I am not here to humiliate you. I will always cherish many childhood memories I had with you. The many times we spent the night hanging out, no matter what we did, we always had fun and laughed. I remember specifically, jumping on Memow and Popow’s king sized bed like mad children, and you and my other uncle would rake our legs out from under us in a game. I remember doing that for hours, me and Whalon, laughing like crazy.

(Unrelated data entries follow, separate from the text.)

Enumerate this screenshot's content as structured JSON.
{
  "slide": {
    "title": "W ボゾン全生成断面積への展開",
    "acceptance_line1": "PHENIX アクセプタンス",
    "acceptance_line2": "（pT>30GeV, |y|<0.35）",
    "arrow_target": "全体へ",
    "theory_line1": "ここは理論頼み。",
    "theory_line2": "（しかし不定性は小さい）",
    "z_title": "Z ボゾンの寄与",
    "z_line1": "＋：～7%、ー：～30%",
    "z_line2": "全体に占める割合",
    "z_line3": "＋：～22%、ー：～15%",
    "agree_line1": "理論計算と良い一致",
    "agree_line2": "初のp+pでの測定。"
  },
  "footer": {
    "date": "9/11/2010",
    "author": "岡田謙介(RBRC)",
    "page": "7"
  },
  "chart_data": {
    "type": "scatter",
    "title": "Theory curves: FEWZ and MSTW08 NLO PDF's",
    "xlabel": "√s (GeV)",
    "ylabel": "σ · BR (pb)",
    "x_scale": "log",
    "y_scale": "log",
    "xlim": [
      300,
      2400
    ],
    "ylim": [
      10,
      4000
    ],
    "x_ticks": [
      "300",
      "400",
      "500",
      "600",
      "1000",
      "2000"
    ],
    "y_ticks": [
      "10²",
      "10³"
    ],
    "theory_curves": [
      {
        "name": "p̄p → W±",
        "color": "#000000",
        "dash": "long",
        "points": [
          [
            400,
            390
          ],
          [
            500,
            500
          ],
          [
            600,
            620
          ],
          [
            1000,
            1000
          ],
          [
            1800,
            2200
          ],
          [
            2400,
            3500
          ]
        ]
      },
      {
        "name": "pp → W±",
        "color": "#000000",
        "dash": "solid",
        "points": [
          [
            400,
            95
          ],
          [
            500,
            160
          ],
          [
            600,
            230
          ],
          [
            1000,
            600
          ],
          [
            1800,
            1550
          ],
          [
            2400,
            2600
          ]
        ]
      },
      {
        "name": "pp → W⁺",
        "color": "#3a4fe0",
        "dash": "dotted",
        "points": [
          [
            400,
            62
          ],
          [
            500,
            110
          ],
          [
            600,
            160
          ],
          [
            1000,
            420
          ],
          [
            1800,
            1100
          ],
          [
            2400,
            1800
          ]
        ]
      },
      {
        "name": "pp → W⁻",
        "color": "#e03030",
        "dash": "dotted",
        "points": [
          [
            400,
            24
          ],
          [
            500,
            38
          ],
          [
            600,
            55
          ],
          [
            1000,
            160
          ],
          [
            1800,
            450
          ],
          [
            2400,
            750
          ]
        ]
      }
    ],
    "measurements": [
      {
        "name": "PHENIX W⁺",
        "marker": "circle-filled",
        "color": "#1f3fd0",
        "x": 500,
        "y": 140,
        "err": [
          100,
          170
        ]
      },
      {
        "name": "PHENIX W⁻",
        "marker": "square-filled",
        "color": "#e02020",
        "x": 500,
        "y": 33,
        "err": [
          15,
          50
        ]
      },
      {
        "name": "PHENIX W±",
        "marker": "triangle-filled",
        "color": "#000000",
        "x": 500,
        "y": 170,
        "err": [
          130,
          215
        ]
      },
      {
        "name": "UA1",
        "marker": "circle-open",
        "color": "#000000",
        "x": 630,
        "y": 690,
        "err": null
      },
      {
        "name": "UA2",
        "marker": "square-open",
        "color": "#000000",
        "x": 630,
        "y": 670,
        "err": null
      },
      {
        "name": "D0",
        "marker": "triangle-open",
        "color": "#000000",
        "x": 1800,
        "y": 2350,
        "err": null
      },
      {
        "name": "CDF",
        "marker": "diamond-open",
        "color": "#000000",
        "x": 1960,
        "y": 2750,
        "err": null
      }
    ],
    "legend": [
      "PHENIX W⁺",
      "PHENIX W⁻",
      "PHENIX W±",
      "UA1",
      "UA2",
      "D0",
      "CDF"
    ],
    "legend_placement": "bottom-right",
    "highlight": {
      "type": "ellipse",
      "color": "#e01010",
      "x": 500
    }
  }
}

I do not blame you for what you did to me. I know you were an extremely damaged individual. You were damaged by your mother and father, and the environments created because of severe alcoholism. No child deserves to live in what you had to see, and be a part of as children. I also know that your mother taught you the sick behaviors of child molestation. She molested me as a teenager, and I know she molested all of you. The fact that she allowed another woman to breastfeed you while she breastfed that woman’s child is sick enough. She was aroused by that, and that is disgusting!
I cut ties with your mother in 2011, after your sister told me she finally admitted hearing me crying for help that morning. When my mom told me her sister told her this, I could not believe it. My father did not protect me, my uncle raped me, and now, my grandmother chose to lay and listen to me cry for help that morning and allow me to be sexually violated. Can you imagine, a 14-year-old child crying for help while a sheet is crammed in their mouth? The noise of that? I can. I have heard it since it happened. The noises you made. The smell. It has made it hard for me to be intimate with those whom I have loved. It makes me feel so dirty.
As a parent/step-parent/aunt, and a short time step-grandparent, I could not believe that she chose to lay in her bed and do nothing to protect me. My very own grandmother. That is a hard pill to swallow. When she died last year, I had zero guilt that I had not spoken to her since 2011. I did nothing wrong to feel guilty.
It was amazing to me that she died the day before what would have been Popow’s birthday. She was so mean to him while he was dying of cancer. I could not believe she left him the day he died to go and grocery shop. He would have never left her in that moment. I never understood why she chose to stay with him if she hated him so much. She chose to have five children in all of that dysfunction, and what a mess she made. It is hard to believe that one woman messed up so many people, innocent children. She damaged you and your brother the most, and the vicious cycle has continually repeated itself, except for a slight few, including myself. I am sorry for that. No child deserves that.
I blamed myself for years for the rape. I always felt like because I was not a virgin, I deserved it. You told people through the years that I was consensual. The day my brother committed suicide, you sent word for me to call you, that you had to reach me, it was vital. It took me almost two days to build up the courage to call you. I was afraid you would want to talk about “it”. I wanted “it” to just go away.
That day, I told my family that I was going out in the garage to call you. I was afraid to call you in front of them because I feared my emotions, and how stupid I would “appear”, certainly, I would feel stupid, for crying about it. I told them all not to come out in the garage under no circumstances whatsoever. If I were to have emotions, I did not want them to see me like that. They sat at the kitchen table, and I went out to call you. We made it through the conversation, and at the very end. Yes, it happened. You brought it up. About the fifth time in my life, you brought it up, and once again apologized to me.
I could feel it as if it were happening again. My body began to tingle, my ears began to ring, and I began to cry. I was so liberated by the words I was finally able to get out of my mouth in that moment, and not just think it in my mind. What I had wanted to ask you for so long, for fear you would tell me something that confirmed it was my fault. I have never felt more freedom in my response to you, and your response to me. I thank you for that. I asked you what I always wanted to ask you. What did I ever do to make you think I wanted to have sex with you? You confirmed what I already knew. Nothing.
I carried that responsibility for a very long time. I blamed myself for you having sex with me. I was a child. I could not wear silk for many years because I associated it with the long, “homely” nightgown I had on when you raped me. Memow’s nightgown, the ones I always loved to sleep in since I was a little girl, because of the softness of the material. Your mother, my grandmother, told everyone it was my fault. It was always the other person’s fault whom you molested, and that is what further damaged you. She did that out of guilt because of the mother she was to you, or her lack thereof is more appropriate. She blamed me while she knew all along that she heard me crying for help that night, and she allowed me to carry that for many years. My own Popow whom I cherished and I know felt the same about me, told me in his dying days, “You must fix this.” What was I to fix? What did I do to fix this? What was I supposed to do to fix it? What could I have done to fix it?
The answer to that is nothing, and you apologized to me once again. I thank you for that answer. I accepted your first apology when I was about 26 years old, I think.
I hope before you die, if you have not already, you make choices in life that make you happy. I hope you seek to understand who you are, and why. I hope you will at least read and understand human development, and the nature versus nurture debate regarding human development. It saved my life.
I also hope and wish you peace. I can only imagine what you deal with in your mind. You are worthy of forgiveness. I hope you forgive yourself. I disconnected from you. I had to. I did what was best for me. I still wish you well. As I told you the first time, and every time of the five times in my life you have apologized to me, I forgave you a long time ago. I never blamed you.